American Bridge, the Democratic PAC that runs advertisements in key races, did an experiment in Virginia over the summer that showed the upside of such an approach. They bankrolled spots, targeted at suburban women in Richmond, talking up Biden and Democrats’ economic agenda. They found that those ads backed up McAuliffe’s standing and raised Biden’s approval rating in key demographics.
Jessica Floyd, American Bridge’s president, told The Daily Beast that the ads showed Democrats can “remind people who is delivering the policies that are actually impacting their day-to-day, rather than some unconnected policy fight in Washington.”
Asked if Democrats could have benefited from more of that approach in the home stretch of the race, Floyd said she would not second-guess strategy. But she said it was a “false choice” to have Democrats pick between focusing on Trump and focusing on their records.
“It needs to be, ‘both and,’” she said.
An election cycle that has become shorthand for Trump backlash, 2018’s so-called “Blue Wave,” was a lesson in striking this balance.
Cole Leiter, a campaign manager at political firm Purple Strategies who worked for House Democrats’ campaign arm in 2018, said that many of the 40 Democrats who flipped seats that year didn’t explicitly run against Trump. “They ran on health care and kitchen table economic issues—things that impact folks' daily lives,” he said.
Democrats running in 2022 should follow suit, Leiter argued. “When a persuadable voter thinks about your candidate, most of the time, you want them to think first about who you are, what you’re made of and what you’re going to do, not just that you’re against former President Trump,” he said.
Some Democrats have wondered if any strategic shift could have helped McAuliffe overcome stiff headwinds—nearly every jurisdiction in the state shifted right—and if a midterm “shellacking” is in motion, no matter how or when they talk about Trump.
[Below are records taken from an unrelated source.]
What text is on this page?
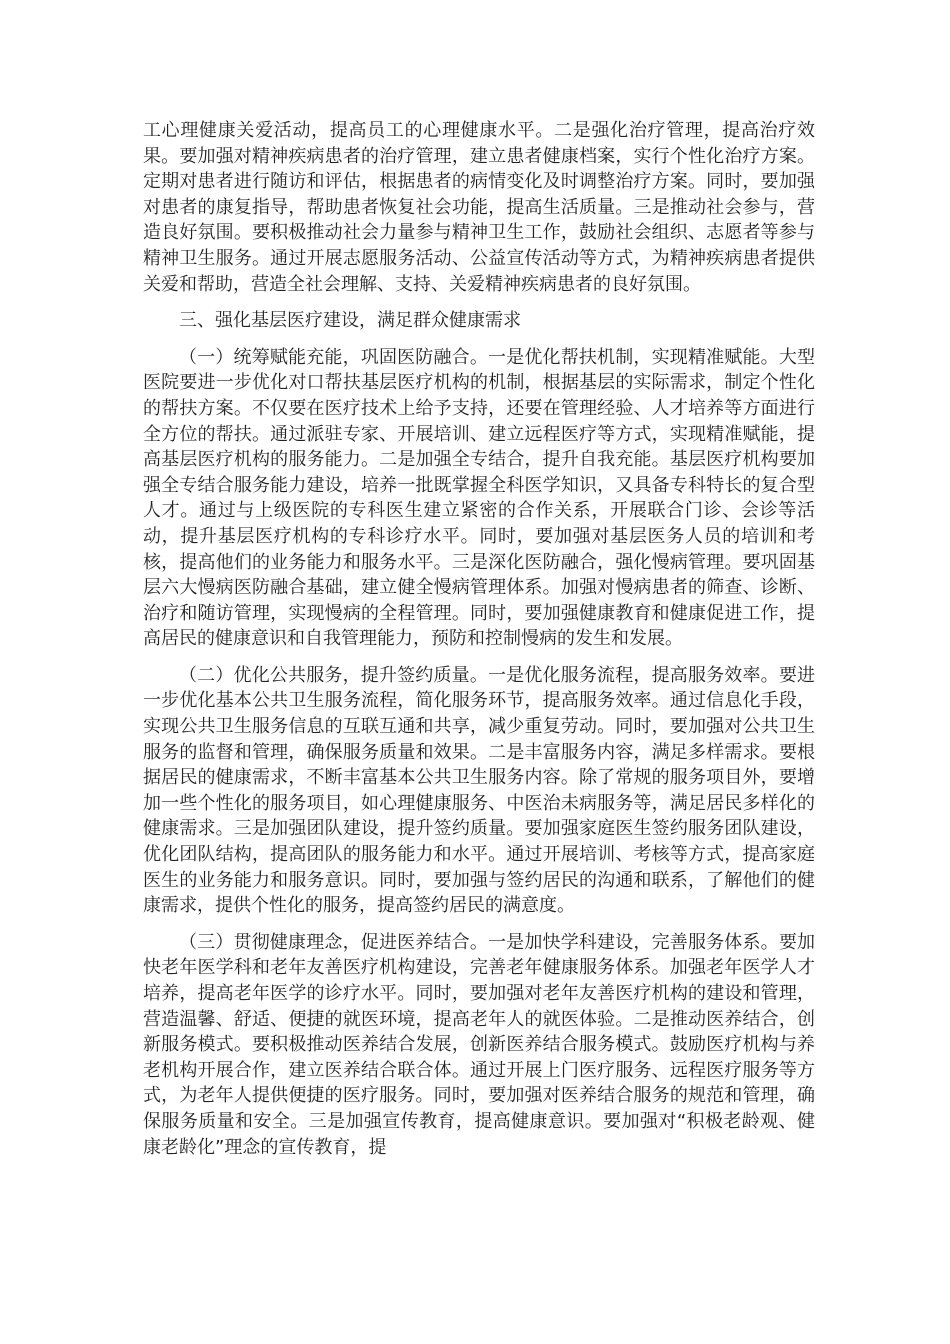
工心理健康关爱活动，提高员工的心理健康水平。二是强化治疗管理，提高治疗效果。要加强对精神疾病患者的治疗管理，建立患者健康档案，实行个性化治疗方案。定期对患者进行随访和评估，根据患者的病情变化及时调整治疗方案。同时，要加强对患者的康复指导，帮助患者恢复社会功能，提高生活质量。三是推动社会参与，营造良好氛围。要积极推动社会力量参与精神卫生工作，鼓励社会组织、志愿者等参与精神卫生服务。通过开展志愿服务活动、公益宣传活动等方式，为精神疾病患者提供关爱和帮助，营造全社会理解、支持、关爱精神疾病患者的良好氛围。

三、强化基层医疗建设，满足群众健康需求

（一）统筹赋能充能，巩固医防融合。一是优化帮扶机制，实现精准赋能。大型医院要进一步优化对口帮扶基层医疗机构的机制，根据基层的实际需求，制定个性化的帮扶方案。不仅要在医疗技术上给予支持，还要在管理经验、人才培养等方面进行全方位的帮扶。通过派驻专家、开展培训、建立远程医疗等方式，实现精准赋能，提高基层医疗机构的服务能力。二是加强全专结合，提升自我充能。基层医疗机构要加强全专结合服务能力建设，培养一批既掌握全科医学知识，又具备专科特长的复合型人才。通过与上级医院的专科医生建立紧密的合作关系，开展联合门诊、会诊等活动，提升基层医疗机构的专科诊疗水平。同时，要加强对基层医务人员的培训和考核，提高他们的业务能力和服务水平。三是深化医防融合，强化慢病管理。要巩固基层六大慢病医防融合基础，建立健全慢病管理体系。加强对慢病患者的筛查、诊断、治疗和随访管理，实现慢病的全程管理。同时，要加强健康教育和健康促进工作，提高居民的健康意识和自我管理能力，预防和控制慢病的发生和发展。

（二）优化公共服务，提升签约质量。一是优化服务流程，提高服务效率。要进一步优化基本公共卫生服务流程，简化服务环节，提高服务效率。通过信息化手段，实现公共卫生服务信息的互联互通和共享，减少重复劳动。同时，要加强对公共卫生服务的监督和管理，确保服务质量和效果。二是丰富服务内容，满足多样需求。要根据居民的健康需求，不断丰富基本公共卫生服务内容。除了常规的服务项目外，要增加一些个性化的服务项目，如心理健康服务、中医治未病服务等，满足居民多样化的健康需求。三是加强团队建设，提升签约质量。要加强家庭医生签约服务团队建设，优化团队结构，提高团队的服务能力和水平。通过开展培训、考核等方式，提高家庭医生的业务能力和服务意识。同时，要加强与签约居民的沟通和联系，了解他们的健康需求，提供个性化的服务，提高签约居民的满意度。

（三）贯彻健康理念，促进医养结合。一是加快学科建设，完善服务体系。要加快老年医学科和老年友善医疗机构建设，完善老年健康服务体系。加强老年医学人才培养，提高老年医学的诊疗水平。同时，要加强对老年友善医疗机构的建设和管理，营造温馨、舒适、便捷的就医环境，提高老年人的就医体验。二是推动医养结合，创新服务模式。要积极推动医养结合发展，创新医养结合服务模式。鼓励医疗机构与养老机构开展合作，建立医养结合联合体。通过开展上门医疗服务、远程医疗服务等方式，为老年人提供便捷的医疗服务。同时，要加强对医养结合服务的规范和管理，确保服务质量和安全。三是加强宣传教育，提高健康意识。要加强对“积极老龄观、健康老龄化”理念的宣传教育，提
Tuesday’s other election, in New Jersey, may have been proof. Democratic Gov. Phil Murphy’s re-election was far less watched than Virginia’s race. But Murphy ended up embroiled in a nail-biter with his GOP challenger in a state that is far more solidly Democratic than Virginia.
To many Democrats, Murphy’s razor-thin win is more alarming than McAuliffe’s loss.
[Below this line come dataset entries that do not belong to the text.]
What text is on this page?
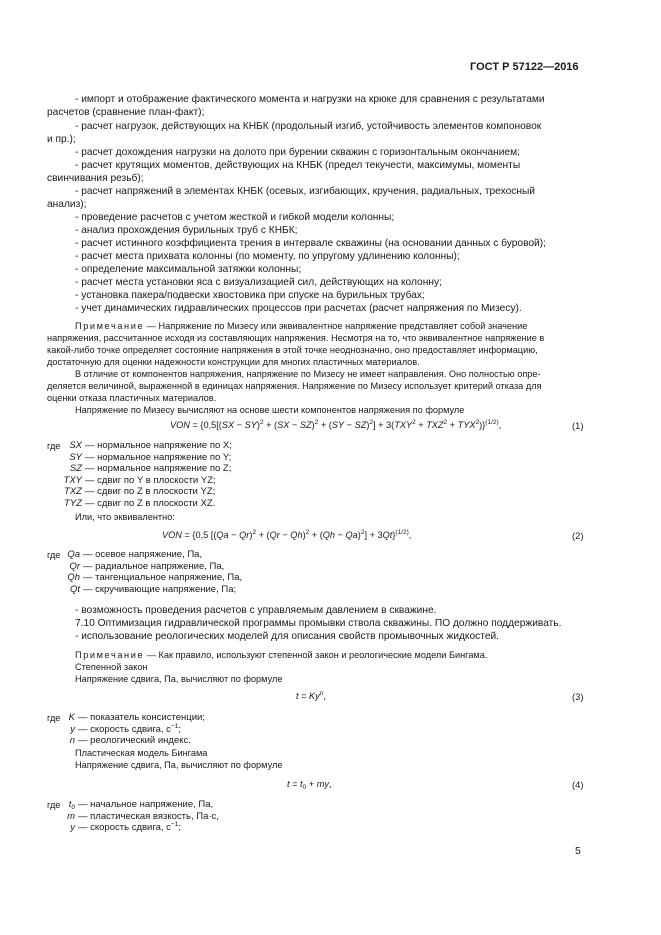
ГОСТ Р 57122—2016
- импорт и отображение фактического момента и нагрузки на крюке для сравнения с результатами
расчетов (сравнение план-факт);
- расчет нагрузок, действующих на КНБК (продольный изгиб, устойчивость элементов компоновок
и пр.);
- расчет дохождения нагрузки на долото при бурении скважин с горизонтальным окончанием;
- расчет крутящих моментов, действующих на КНБК (предел текучести, максимумы, моменты
свинчивания резьб);
- расчет напряжений в элементах КНБК (осевых, изгибающих, кручения, радиальных, трехосный
анализ);
- проведение расчетов с учетом жесткой и гибкой модели колонны;
- анализ прохождения бурильных труб с КНБК;
- расчет истинного коэффициента трения в интервале скважины (на основании данных с буровой);
- расчет места прихвата колонны (по моменту, по упругому удлинению колонны);
- определение максимальной затяжки колонны;
- расчет места установки яса с визуализацией сил, действующих на колонну;
- установка пакера/подвески хвостовика при спуске на бурильных трубах;
- учет динамических гидравлических процессов при расчетах (расчет напряжения по Мизесу).
Примечание — Напряжение по Мизесу или эквивалентное напряжение представляет собой значение
напряжения, рассчитанное исходя из составляющих напряжения. Несмотря на то, что эквивалентное напряжение в
какой-либо точке определяет состояние напряжения в этой точке неоднозначно, оно предоставляет информацию,
достаточную для оценки надежности конструкции для многих пластичных материалов.
В отличие от компонентов напряжения, напряжение по Мизесу не имеет направления. Оно полностью опре-
деляется величиной, выраженной в единицах напряжения. Напряжение по Мизесу использует критерий отказа для
оценки отказа пластичных материалов.
Напряжение по Мизесу вычисляют на основе шести компонентов напряжения по формуле
VON = $\{0,5[(SX - SY)^2 + (SX - SZ)^2 + (SY - SZ)^2] + 3(TXY^2 + TXZ^2 + TYX^2)\}^{(1/2)}$,	(1)
где SX	— нормальное напряжение по X;
SY	— нормальное напряжение по Y;
SZ	— нормальное напряжение по Z;
TXY	— сдвиг по Y в плоскости YZ;
TXZ	— сдвиг по Z в плоскости YZ;
TYZ	— сдвиг по Z в плоскости XZ.
Или, что эквивалентно:
VON = {0,5 $[(Qa - Qr)^2 + (Qr - Qh)^2 + (Qh - Qa)^2] + 3Qt\}^{(1/2)}$,	(2)
где Qa	— осевое напряжение, Па,
Qr	— радиальное напряжение, Па,
Qh	— тангенциальное напряжение, Па,
Qt	— скручивающие напряжение, Па;
- возможность проведения расчетов с управляемым давлением в скважине.
7.10 Оптимизация гидравлической программы промывки ствола скважины. ПО должно поддерживать.
- использование реологических моделей для описания свойств промывочных жидкостей.
Примечание — Как правило, используют степенной закон и реологические модели Бингама.
Степенной закон
Напряжение сдвига, Па, вычисляют по формуле
$t = Ky^n$,	(3)
где K	— показатель консистенции;
y	— скорость сдвига, $с^{-1}$;
n	— реологический индекс.
Пластическая модель Бингама
Напряжение сдвига, Па, вычисляют по формуле
$t = t_0$ + my,	(4)
где $t_0$	— начальное напряжение, Па,
m	— пластическая вязкость, Па·с,
y	— скорость сдвига, $с^{-1}$;
5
Rep. Andy Kim, a Democrat who represents a New Jersey district Trump won, said Murphy did not talk much about Trump in his race, preferring instead to focus on his administration’s recovery from the pandemic. Nonetheless, Murphy barely prevailed.
“There are some things that are just kind of constant in this environment,” Kim told The Daily Beast. “There’s clearly something that transcends how these campaigns go.”